Factor No. 7. Here, the Ninth Circuit clarified that Plaintiffs were not required to prove that the Defendants knew that their actions were unlawful but only that “they intended to `confuse’ consumers concerning the endorsement of their products”. To satisfy this burden, Plaintiffs offered evidence that demonstrated that Defendants’ t-shirts contained a nearly identical photograph of Bob Marley with similar Rastifarian green, yellow and red stripes on a black t-shirt. The Court held that a reasonable jury could “infer that [Defendants] sought to associate their product with Plaintiffs by intentionally creating similar merchandise.”

None of the parties addressed the eight factor of likelihood of expanding product line and so the Court turned to the additional factor as to the association between Bob Marley and the Plaintiffs. The Court found that there was sufficient link here because Bob Marley himself sold merchandise bearing his image during his lifetime and his successors had continued to do so after his passing. Furthermore, over the years, Plaintiffs have actively prosecuted similar claims of improper uses of Bob Marley’s likeness and there was testimony offered that even Defendants were aware that Hope Road and Zion held the license to Bob Marley’s image based on “market knowledge.” Thus, the Ninth Circuit concluded that the jury properly found that there was a likelihood of confusion as to Bob Marley’s “endorsement” of Defendants’ products.
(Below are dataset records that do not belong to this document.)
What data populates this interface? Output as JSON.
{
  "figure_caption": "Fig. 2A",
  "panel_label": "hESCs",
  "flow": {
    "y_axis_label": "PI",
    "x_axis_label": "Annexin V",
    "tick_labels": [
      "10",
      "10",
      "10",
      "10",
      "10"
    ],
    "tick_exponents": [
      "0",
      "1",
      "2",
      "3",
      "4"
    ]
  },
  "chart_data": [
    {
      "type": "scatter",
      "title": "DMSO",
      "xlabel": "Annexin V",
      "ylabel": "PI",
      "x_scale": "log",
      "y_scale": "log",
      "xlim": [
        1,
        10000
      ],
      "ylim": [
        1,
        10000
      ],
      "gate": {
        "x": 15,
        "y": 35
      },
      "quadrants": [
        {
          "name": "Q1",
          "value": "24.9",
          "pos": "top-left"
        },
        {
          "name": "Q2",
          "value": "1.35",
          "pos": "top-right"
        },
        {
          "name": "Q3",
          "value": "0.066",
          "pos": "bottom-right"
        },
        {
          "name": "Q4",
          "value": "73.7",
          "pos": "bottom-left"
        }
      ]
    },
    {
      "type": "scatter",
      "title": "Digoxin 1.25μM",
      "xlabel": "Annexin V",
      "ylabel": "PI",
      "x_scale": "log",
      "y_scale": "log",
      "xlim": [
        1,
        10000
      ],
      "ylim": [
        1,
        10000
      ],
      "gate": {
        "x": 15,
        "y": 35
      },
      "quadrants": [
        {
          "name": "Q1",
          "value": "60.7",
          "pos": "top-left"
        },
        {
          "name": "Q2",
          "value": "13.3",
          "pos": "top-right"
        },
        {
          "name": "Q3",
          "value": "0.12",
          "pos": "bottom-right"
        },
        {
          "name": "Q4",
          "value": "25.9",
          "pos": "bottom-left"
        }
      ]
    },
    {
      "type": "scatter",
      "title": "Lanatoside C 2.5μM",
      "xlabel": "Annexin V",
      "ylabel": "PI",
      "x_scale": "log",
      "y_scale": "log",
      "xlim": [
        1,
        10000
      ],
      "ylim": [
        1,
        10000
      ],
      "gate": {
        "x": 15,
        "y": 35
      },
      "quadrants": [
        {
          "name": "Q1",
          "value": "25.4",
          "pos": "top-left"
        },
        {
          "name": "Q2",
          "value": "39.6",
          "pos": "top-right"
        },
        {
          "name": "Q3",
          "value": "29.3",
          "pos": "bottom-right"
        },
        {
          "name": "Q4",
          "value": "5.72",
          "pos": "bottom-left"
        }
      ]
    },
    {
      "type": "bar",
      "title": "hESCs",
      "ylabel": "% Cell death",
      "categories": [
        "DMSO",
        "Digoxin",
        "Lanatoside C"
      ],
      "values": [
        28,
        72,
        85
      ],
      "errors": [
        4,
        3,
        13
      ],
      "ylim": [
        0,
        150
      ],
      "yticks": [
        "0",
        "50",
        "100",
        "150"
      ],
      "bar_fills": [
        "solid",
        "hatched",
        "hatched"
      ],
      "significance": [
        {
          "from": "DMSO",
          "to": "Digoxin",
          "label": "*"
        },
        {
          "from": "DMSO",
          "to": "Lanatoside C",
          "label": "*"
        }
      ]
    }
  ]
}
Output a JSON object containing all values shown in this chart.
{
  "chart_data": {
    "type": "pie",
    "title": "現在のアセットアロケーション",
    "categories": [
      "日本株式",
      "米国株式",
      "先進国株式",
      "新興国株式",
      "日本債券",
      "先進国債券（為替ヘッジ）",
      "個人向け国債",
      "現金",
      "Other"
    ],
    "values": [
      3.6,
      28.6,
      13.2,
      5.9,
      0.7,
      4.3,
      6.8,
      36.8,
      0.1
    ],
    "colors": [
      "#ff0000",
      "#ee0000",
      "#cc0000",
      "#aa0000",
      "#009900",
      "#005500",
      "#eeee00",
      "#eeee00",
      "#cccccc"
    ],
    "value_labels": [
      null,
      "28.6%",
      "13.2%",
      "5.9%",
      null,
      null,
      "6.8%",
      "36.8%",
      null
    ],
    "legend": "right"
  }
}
Defendants also argued that the claim for a false endorsement should fail because Bob Marley’s image had not been used to endorse some other product. The Court rejected this argument and held that the use of Bob Marley’s image on Defendants’ product itself was sufficient to state a claim under the Lanham Act since it had been “used directly on the Defendants’ goods,” as required by section 1125(a).

Finally, the Defendants argued that allowing Plaintiffs to prevail on their false endorsement claim under 15 USC §1125(a) would essentially create a “federal right of publicity.” The Ninth Circuit rejected this argument as well, recognizing that a claim under the Lanham Act for false endorsement was different than a state right of publicity claim because it added the additional element of likelihood of confusion. The Court found that the inclusion of this additional factor, coupled with the assumption as to Congress’ intent, led to the conclusion that a false endorsement claim under the Lanham Act was sufficiently different from and did not create a federal right of privacy claim.

One issue that permeates the Ninth Circuit’s opinion appears to be the fact that Defendants chose to waive or not pursue certain defenses as to Plaintiffs’ false endorsement claim. These included the aesthetic functionality defense as well as a defense under the Copyright Act that were not developed in the lower court. As a result, the Ninth Circuit was precluded from considering them and thus it is uncertain whether the assertion of these defenses would have led to a different result.